Enhancing 3D Semantic Scene Completion with a Refinement Module
Dunxing Zhang, Jiachen Lu, Han Yang, Lei Bao, Bo Song
TL;DR
This work introduces ESSC-RM, a unified refinement framework that enhances 3D semantic scene completion by refining coarse voxel predictions with a model-agnostic 3D U-Net backbone. It integrates Progressive Neighborhood Attention Module (PNAM) for multiscale voxel reasoning and a Visual–Language Guidance Module (VLGM) to inject text-derived priors via Text–Voxel Fusion blocks. The approach demonstrates consistent semantic gains on SemanticKITTI when applied to strong backbones like CGFormer and weaker baselines like MonoScene, while analyzing efficiency and qualitative improvements. By combining geometric refinement with cross-modal priors, ESSC-RM offers a practical, plug-and-play path to improve SSC across heterogeneous architectures. The results suggest promising directions for cross-modal priors and efficient refinement in large-scale 3D scene understanding tasks.
Abstract
We propose ESSC-RM, a plug-and-play Enhancing framework for Semantic Scene Completion with a Refinement Module, which can be seamlessly integrated into existing SSC models.

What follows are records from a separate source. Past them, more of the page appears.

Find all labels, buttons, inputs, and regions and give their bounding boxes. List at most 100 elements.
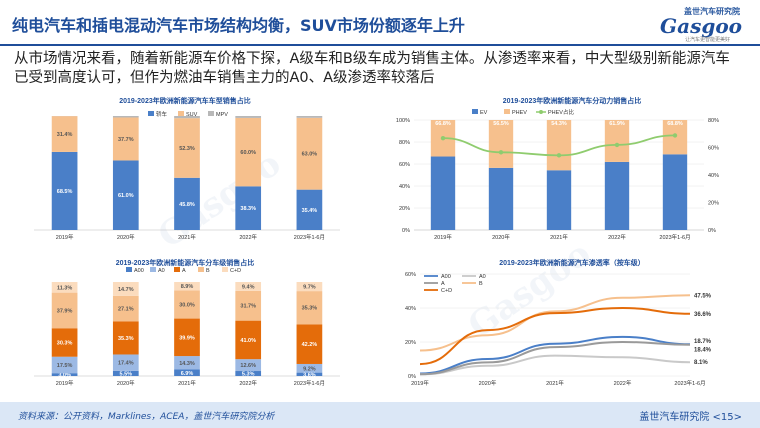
chart-title: 2019-2023年欧洲新能源汽车渗透率（按车级） — [499, 258, 644, 267]
legend-label: A0 — [158, 268, 165, 274]
bar-segment — [51, 151, 78, 230]
data-label: 56.5% — [493, 121, 509, 127]
end-label: 18.4% — [694, 348, 712, 354]
legend-label: C+D — [230, 268, 241, 274]
legend-label: B — [479, 281, 483, 287]
org-name: 盖世汽车研究院 — [639, 412, 710, 423]
legend-swatch — [174, 267, 180, 272]
x-tick-label: 2022年 — [239, 379, 257, 387]
footer-org: 盖世汽车研究院 <15> — [639, 408, 742, 423]
chart-body-type-share: 2019-2023年欧洲新能源汽车车型销售占比 轿车 SUV MPV 68.5% 31.4… — [20, 94, 350, 244]
data-label: 14.3% — [179, 361, 195, 367]
data-label: 39.9% — [179, 335, 195, 341]
legend-label: A00 — [441, 274, 451, 280]
series-line — [419, 335, 691, 375]
series-line — [419, 340, 691, 376]
line-point — [672, 133, 678, 138]
data-label: 60.0% — [240, 150, 256, 156]
y-tick-label: 20% — [405, 340, 416, 346]
bar-segment — [112, 116, 139, 118]
intro-text: 从市场情况来看，随着新能源车价格下探，A级车和B级车成为销售主体。从渗透率来看，… — [14, 51, 730, 86]
data-label: 9.7% — [303, 285, 316, 291]
y-tick-label: 0% — [408, 374, 416, 380]
page-title: 纯电汽车和插电混动汽车市场结构均衡，SUV市场份额逐年上升 — [12, 16, 465, 35]
bar-segment — [112, 282, 139, 296]
end-label: 8.1% — [694, 360, 708, 366]
legend-label: 轿车 — [156, 110, 168, 118]
bar-segment — [235, 371, 262, 376]
series-line — [419, 354, 691, 376]
logo-tag: 让汽车更智能更美好 — [684, 37, 730, 43]
line-point — [556, 153, 562, 158]
x-tick-label: 2022年 — [614, 379, 632, 387]
bar-segment — [604, 161, 630, 230]
header-divider — [0, 44, 760, 46]
bar-segment — [235, 320, 262, 360]
x-tick-label: 2020年 — [117, 233, 135, 241]
x-tick-label: 2019年 — [56, 233, 74, 241]
bar-segment — [112, 321, 139, 355]
bar-segment — [51, 328, 78, 357]
y-tick-label: 100% — [396, 118, 410, 124]
legend-swatch — [148, 111, 154, 116]
data-label: 17.4% — [118, 361, 134, 367]
chart-svg: 2019-2023年欧洲新能源汽车渗透率（按车级） 0% 20% 40% 60% 2019… — [405, 258, 712, 387]
legend-label: A — [182, 268, 186, 274]
bar-segment — [112, 117, 139, 161]
logo-en: Gasgoo — [660, 14, 742, 38]
legend-label: B — [206, 268, 210, 274]
y2-tick-label: 20% — [708, 201, 719, 207]
chart-powertrain-share: 2019-2023年欧洲新能源汽车分动力销售占比 EV PHEV PHEV占比 0% 20… — [392, 94, 752, 244]
bar-segment — [174, 369, 200, 376]
y2-tick-label: 0% — [708, 228, 716, 234]
chart-segment-share: 2019-2023年欧洲新能源汽车分车级销售占比 A00 A0 A B C+D 3.0% 17… — [20, 256, 350, 390]
y2-tick-label: 80% — [708, 118, 719, 124]
bar-segment — [174, 290, 200, 319]
data-label: 9.2% — [303, 366, 316, 372]
bar-segment — [112, 160, 139, 230]
data-label: 3.0% — [58, 373, 71, 379]
data-label: 45.8% — [179, 202, 195, 208]
x-tick-label: 2022年 — [608, 233, 626, 241]
bar-segment — [51, 292, 78, 329]
legend-label: PHEV占比 — [548, 108, 574, 116]
legend-swatch — [222, 267, 228, 272]
bar-segment — [112, 370, 139, 376]
bar-segment — [235, 116, 262, 118]
legend-swatch — [178, 111, 184, 116]
x-tick-label: 2020年 — [492, 233, 510, 241]
x-tick-label: 2021年 — [550, 233, 568, 241]
bar-segment — [662, 154, 688, 230]
legend-label: SUV — [186, 112, 198, 118]
data-label: 31.7% — [240, 304, 256, 310]
data-label: 5.5% — [120, 371, 133, 377]
legend-swatch — [208, 111, 214, 116]
chart-title: 2019-2023年欧洲新能源汽车分车级销售占比 — [116, 258, 254, 267]
data-label: 8.9% — [181, 284, 194, 290]
x-tick-label: 2019年 — [411, 379, 429, 387]
bar-segment — [296, 372, 323, 376]
chart-title: 2019-2023年欧洲新能源汽车车型销售占比 — [119, 96, 250, 105]
data-label: 3.6% — [303, 372, 316, 378]
header: 纯电汽车和插电混动汽车市场结构均衡，SUV市场份额逐年上升 盖世汽车研究院 Ga… — [0, 0, 760, 44]
bar-segment — [296, 291, 323, 325]
x-tick-label: 2020年 — [117, 379, 135, 387]
bar-segment — [296, 282, 323, 292]
data-label: 12.6% — [240, 363, 256, 369]
bar-segment — [235, 117, 262, 187]
bar-segment — [174, 318, 200, 357]
bar-segment — [174, 118, 200, 178]
data-label: 35.3% — [302, 306, 318, 312]
series-line — [419, 306, 691, 366]
end-label: 47.5% — [694, 293, 712, 299]
bar-segment — [235, 186, 262, 230]
logo-cn: 盖世汽车研究院 — [684, 7, 740, 16]
data-label: 63.0% — [302, 152, 318, 158]
x-tick-label: 2021年 — [178, 233, 196, 241]
legend-swatch — [539, 110, 543, 114]
end-label: 36.6% — [694, 312, 712, 318]
y-tick-label: 20% — [399, 206, 410, 212]
x-tick-label: 2023年1-6月 — [674, 379, 705, 387]
data-label: 31.4% — [57, 132, 73, 138]
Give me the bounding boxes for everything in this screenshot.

ESSC-RM operates in two phases: a baseline SSC network first produces a coarse voxel prediction, which is subsequently refined by a 3D U-Net-based Prediction Noise-Aware Module (PNAM) and Voxel-level Local Geometry Module (VLGM) under multiscale supervision. Experiments on SemanticKITTI show that ESSC-RM consistently improves semantic prediction performance. When integrated into CGFormer and MonoScene, the mean IoU increases from 16.87% to 17.27% and from 11.08% to 11.51%, respectively. These results demonstrate that ESSC-RM serves as a general refinement framework applicable to a wide range of SSC models.